- From: Brendan Eich <brendan@mozilla.com>
- Date: Mon, 20 Feb 2012 08:20:07 -0800
- To: Allen Wirfs-Brock <allen@wirfs-brock.com>
- CC: Gavin Barraclough <barraclough@apple.com>, public-script-coord@w3.org, Anne van Kesteren <annevk@opera.com>, mranney@voxer.com, es-discuss discussion <es-discuss@mozilla.org>
Allen Wirfs-Brock wrote:
>> Last year we dispensed with the binary data hacking in strings use-case. I don't see the hardship. But rather than throw exceptions on concatenation I would simply eliminate the ability to spell code units with "\uXXXX" escapes. Who's with me?
>
> I think we need to be careful not to equate the syntax of ES string literals with the actual encoding space of string elements.
I agree, which is why I'm saying with the BRS set, we should forbid 
"\uXXXX" since that is not a code point rather a code unit.
>    Whether you say "\ud800" or "\u{00d800}", or call a function that does full-unicode to UTF-16 encoding, or simply create a string from file contents you may end up with string elements containing upper or lower half surrogates.
I don't agree in the case of "\u{00d800}". That's simply an illegal code 
point, not a code unit (upper or lower half). We can reject it statically.
>      Eliminating the "\uXXXX" syntax really doesn't change anything regarding actual string processing.
True, but not my point!
> What it might do, however, is eliminate the ambiguity about the intended meaning of  "\uD800\uDc00" in legacy code.

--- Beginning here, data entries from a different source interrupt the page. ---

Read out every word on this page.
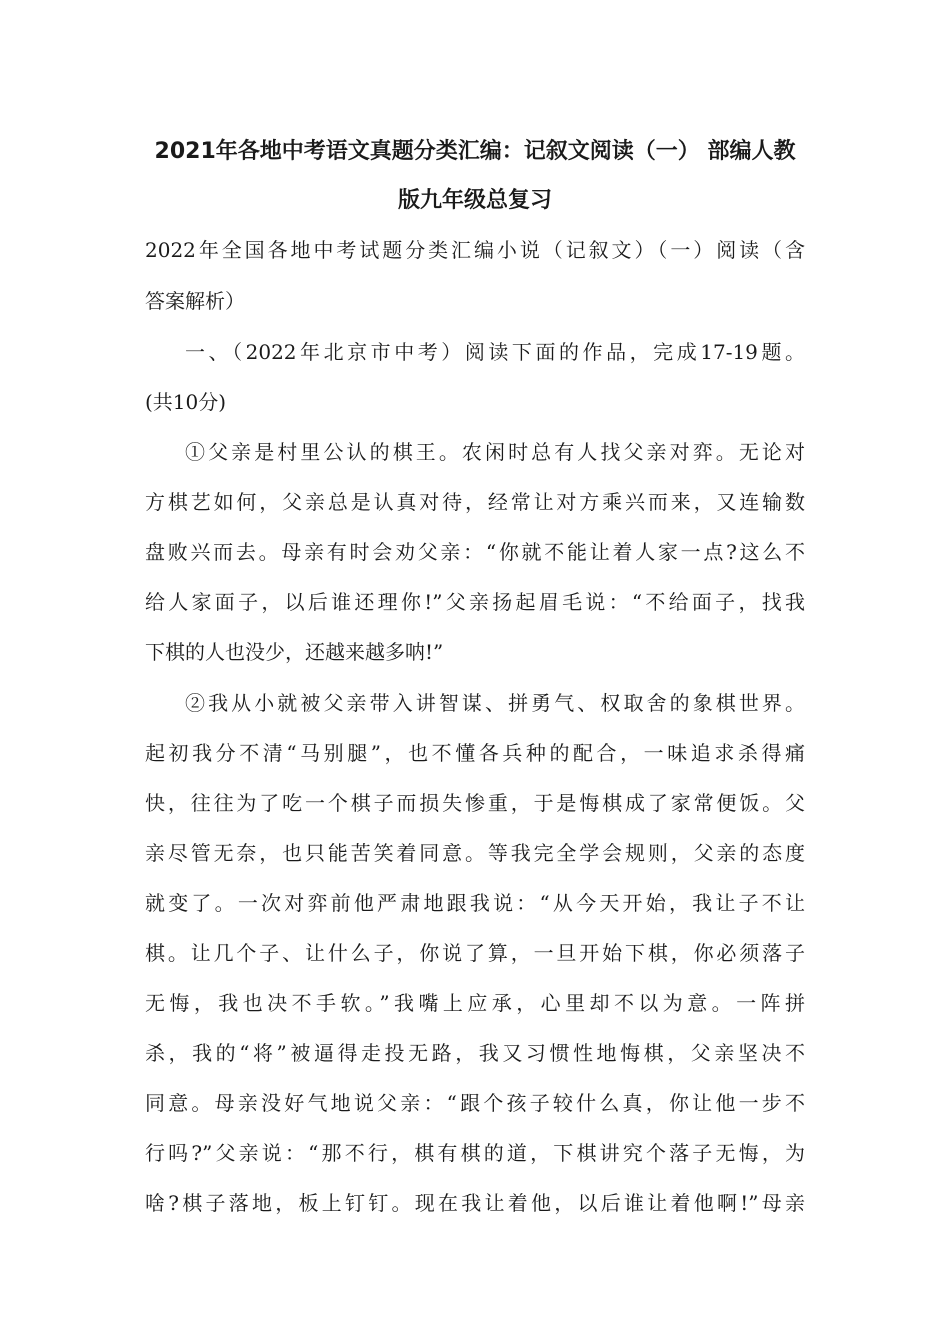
2021年各地中考语文真题分类汇编：记叙文阅读（一） 部编人教
版九年级总复习
2022年全国各地中考试题分类汇编小说（记叙文）（一）阅读（含
答案解析）
一、（2022年北京市中考）阅读下面的作品，完成17-19题。
(共10分)
①父亲是村里公认的棋王。农闲时总有人找父亲对弈。无论对
方棋艺如何，父亲总是认真对待，经常让对方乘兴而来，又连输数
盘败兴而去。母亲有时会劝父亲：“你就不能让着人家一点?这么不
给人家面子，以后谁还理你!”父亲扬起眉毛说：“不给面子，找我
下棋的人也没少，还越来越多呐!”
②我从小就被父亲带入讲智谋、拼勇气、权取舍的象棋世界。
起初我分不清“马别腿”，也不懂各兵种的配合，一味追求杀得痛
快，往往为了吃一个棋子而损失惨重，于是悔棋成了家常便饭。父
亲尽管无奈，也只能苦笑着同意。等我完全学会规则，父亲的态度
就变了。一次对弈前他严肃地跟我说：“从今天开始，我让子不让
棋。让几个子、让什么子，你说了算，一旦开始下棋，你必须落子
无悔，我也决不手软。”我嘴上应承，心里却不以为意。一阵拼
杀，我的“将”被逼得走投无路，我又习惯性地悔棋，父亲坚决不
同意。母亲没好气地说父亲：“跟个孩子较什么真，你让他一步不
行吗?”父亲说：“那不行，棋有棋的道，下棋讲究个落子无悔，为
啥?棋子落地，板上钉钉。现在我让着他，以后谁让着他啊!”母亲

And arising from concatenations, avoiding the loss of Gavin's 
distributive .length property.
> If "full unicode string mode" only supported \u{} escapes then existing code that uses \uXXXX would have to be updated before it could be used in that mode.  That might be a good thing.
My point! ;-)
/be
Received on Monday, 20 February 2012 16:20:44 UTC